I will have a look, update and fix the bugs and let you know shortly.

Best regards

Thanks so much for the quick response and update. Much appreciated! Looking forward to giving this tool a try!

Hi there,
I have updated and I think it should be working now, please give a try and let me know it it works.

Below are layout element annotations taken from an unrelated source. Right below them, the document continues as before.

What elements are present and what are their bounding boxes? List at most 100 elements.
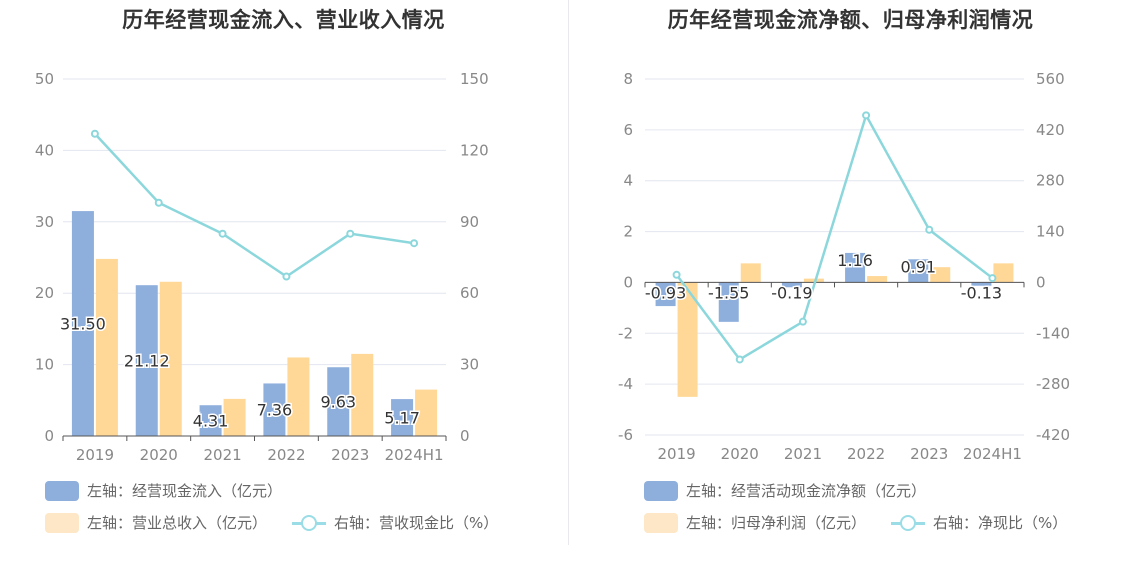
chart-canvas-right: -6 -420 -4 -280 -2 -140 0 0 2 140 4 280 6 420 8 560 2019…	[618, 70, 1070, 463]
line-series-path	[675, 112, 994, 362]
x-axis-tick-label: 2021	[203, 446, 241, 464]
line-series-path	[93, 132, 415, 279]
right-axis-tick-label: 420	[1036, 121, 1065, 139]
left-axis-tick-label: 0	[44, 427, 54, 445]
left-axis-tick-label: 2	[623, 223, 633, 241]
bar	[845, 252, 866, 283]
bar	[415, 389, 438, 436]
left-axis-tick-label: 50	[35, 70, 54, 88]
bar-data-label: -1.55	[708, 283, 749, 302]
legend-label: 左轴：经营现金流入（亿元）	[87, 482, 283, 500]
bar	[391, 399, 414, 436]
legend-label: 左轴：营业总收入（亿元）	[87, 514, 268, 532]
right-axis-tick-label: -140	[1036, 324, 1070, 342]
right-axis-tick-label: -280	[1036, 375, 1070, 393]
right-axis-tick-label: 150	[460, 70, 489, 88]
left-axis-tick-label: -2	[618, 324, 633, 342]
bar	[867, 276, 888, 283]
bar-data-label: 0.91	[900, 257, 936, 276]
bar-data-label: 7.36	[257, 401, 293, 420]
bar	[135, 285, 158, 436]
right-axis-tick-label: -420	[1036, 426, 1070, 444]
panel-divider	[568, 0, 569, 545]
legend-item-cash-ratio[interactable]: 右轴：营收现金比（%）	[292, 512, 498, 533]
bar	[971, 282, 992, 286]
right-axis-tick-label: 560	[1036, 70, 1065, 88]
bar	[351, 353, 374, 436]
line-point	[218, 229, 227, 238]
x-axis-tick-label: 2024H1	[963, 445, 1022, 463]
legend-line-swatch	[891, 513, 925, 533]
legend-item-revenue[interactable]: 左轴：营业总收入（亿元）	[45, 512, 267, 533]
bar	[718, 282, 739, 322]
bar-data-label: 1.16	[837, 251, 873, 270]
x-axis-tick-label: 2020	[721, 445, 759, 463]
bar	[930, 267, 951, 283]
legend-item-net-cash-flow[interactable]: 左轴：经营活动现金流净额（亿元）	[644, 480, 926, 501]
bar-data-label: -0.13	[961, 283, 1002, 302]
left-axis-tick-label: 4	[623, 172, 633, 190]
x-axis-tick-label: 2021	[784, 445, 822, 463]
bar-data-label: 5.17	[384, 409, 420, 428]
line-point	[862, 111, 871, 120]
line-point	[988, 274, 997, 283]
line-point	[346, 229, 355, 238]
legend-item-cash-inflow[interactable]: 左轴：经营现金流入（亿元）	[45, 480, 282, 501]
left-chart-panel: 历年经营现金流入、营业收入情况 0 0 10 30 20 60 30 90 40 120 50 150…	[35, 8, 498, 533]
right-axis-tick-label: 60	[460, 284, 479, 302]
bar-data-label: 31.50	[60, 315, 106, 334]
left-axis-tick-label: -6	[618, 426, 633, 444]
left-axis-tick-label: 0	[623, 273, 633, 291]
right-axis-tick-label: 140	[1036, 223, 1065, 241]
legend-label: 左轴：归母净利润（亿元）	[686, 514, 867, 532]
line-point	[90, 129, 99, 138]
legend-item-net-profit[interactable]: 左轴：归母净利润（亿元）	[644, 512, 866, 533]
left-axis-tick-label: 20	[35, 284, 54, 302]
bar-data-label: 4.31	[193, 412, 229, 431]
right-chart-panel: 历年经营现金流净额、归母净利润情况 -6 -420 -4 -280 -2 -140 0 0 2 1…	[567, 0, 1134, 582]
line-point	[798, 317, 807, 326]
bar	[803, 278, 824, 283]
bar	[95, 258, 118, 436]
bar	[993, 263, 1014, 283]
right-axis-tick-label: 90	[460, 213, 479, 231]
legend-item-net-cash-ratio[interactable]: 右轴：净现比（%）	[891, 512, 1067, 533]
chart-canvas-left: 0 0 10 30 20 60 30 90 40 120 50 150 2019 2020 2021 2022…	[35, 70, 489, 464]
legend-label: 左轴：经营活动现金流净额（亿元）	[686, 482, 927, 500]
x-axis-tick-label: 2019	[657, 445, 695, 463]
line-point	[282, 272, 291, 281]
chart-title: 历年经营现金流净额、归母净利润情况	[667, 8, 1034, 32]
x-axis-tick-label: 2022	[847, 445, 885, 463]
right-axis-tick-label: 280	[1036, 172, 1065, 190]
bar	[740, 263, 761, 283]
line-point	[925, 225, 934, 234]
legend-swatch	[644, 512, 678, 533]
legend-label: 右轴：净现比（%）	[933, 514, 1068, 532]
bar	[908, 259, 929, 283]
bar	[263, 383, 286, 436]
x-axis-tick-label: 2022	[267, 446, 305, 464]
legend-swatch	[45, 480, 79, 501]
bar	[287, 357, 310, 436]
right-axis-tick-label: 0	[460, 427, 470, 445]
legend-swatch	[644, 480, 678, 501]
bar	[223, 398, 246, 436]
bar	[781, 282, 802, 288]
bar-data-label: 9.63	[320, 393, 356, 412]
left-axis-tick-label: 40	[35, 141, 54, 159]
x-axis-tick-label: 2020	[140, 446, 178, 464]
right-axis-tick-label: 0	[1036, 273, 1046, 291]
legend-line-swatch	[292, 513, 326, 533]
right-axis-tick-label: 30	[460, 356, 479, 374]
x-axis-tick-label: 2019	[76, 446, 114, 464]
left-axis-tick-label: 8	[623, 70, 633, 88]
x-axis-tick-label: 2024H1	[385, 446, 444, 464]
legend-swatch	[45, 512, 79, 533]
chart-title: 历年经营现金流入、营业收入情况	[122, 8, 445, 32]
bar	[327, 367, 350, 436]
left-axis-tick-label: 6	[623, 121, 633, 139]
bar-data-label: -0.19	[771, 283, 812, 302]
legend-label: 右轴：营收现金比（%）	[334, 514, 499, 532]
line-point	[735, 355, 744, 364]
x-axis-tick-label: 2023	[910, 445, 948, 463]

I encourage to create a new and fresh environemnt and follow the steps in https://github.com/HCGB-IGTP/XICRA

## Install

# get environment yml configuration
wget https://raw.githubusercontent.com/HCGB-IGTP/XICRA/master/XICRA_pip/devel/conda/environment.yml

conda env create -f environment.yml

# activate
conda activate XICRA_env

# install latest python code
pip install XICRA

# install missing software
wget https://raw.githubusercontent.com/HCGB-IGTP/XICRA/master/XICRA_pip/XICRA/config/software/installer.sh
sh installer.sh

Get test datasets:

XICRA test

This command downloads three diferent datasets into your directory: Single end, paired end and tRNA enriched dataset. Also, a script named

You can run the sh file as sh test_subset.sh that produces the whole analysis for all datasets or do it step by step either checking the contents of the file or following the XICRA workflow:

# Single end
XICRA prep -i ./subset_SE/ -o XICRA_analysis --single_end 
XICRA QC -i XICRA_analysis --single_end --threads 4 
XICRA trim -i XICRA_analysis --single_end --threads 4 --adapters_a TGGAATTCTCGGGTGCCAAGG
XICRA miRNA -i XICRA_analysis --single_end --threads 4 --software miraligner 
# Paired end
XICRA prep -i ./subset_PE/ -o XICRA_analysis_PE
XICRA QC -i XICRA_analysis_PE --threads 4
XICRA join -i XICRA_analysis_PE --threads 4 --noTrim
XICRA miRNA -i XICRA_analysis_PE --threads 4 --software miraligner

## tRNA single end
XICRA prep -i ./subset_tRNA/ -o XICRA_analysis_tRNA --single_end
XICRA QC -i XICRA_analysis_tRNA --single_end --threads 4 
XICRA tRNA -i XICRA_analysis_tRNA --noTrim --single_end --threads 4 --software mintmap 

Unfortunately, due to the new updates on python and some limitations, optimir has been discarded of the miRNA software possibilities and MINTmap, employed in the tRNA might need further debugging.

Thanks for the update. Seems like this specific error has been resolved!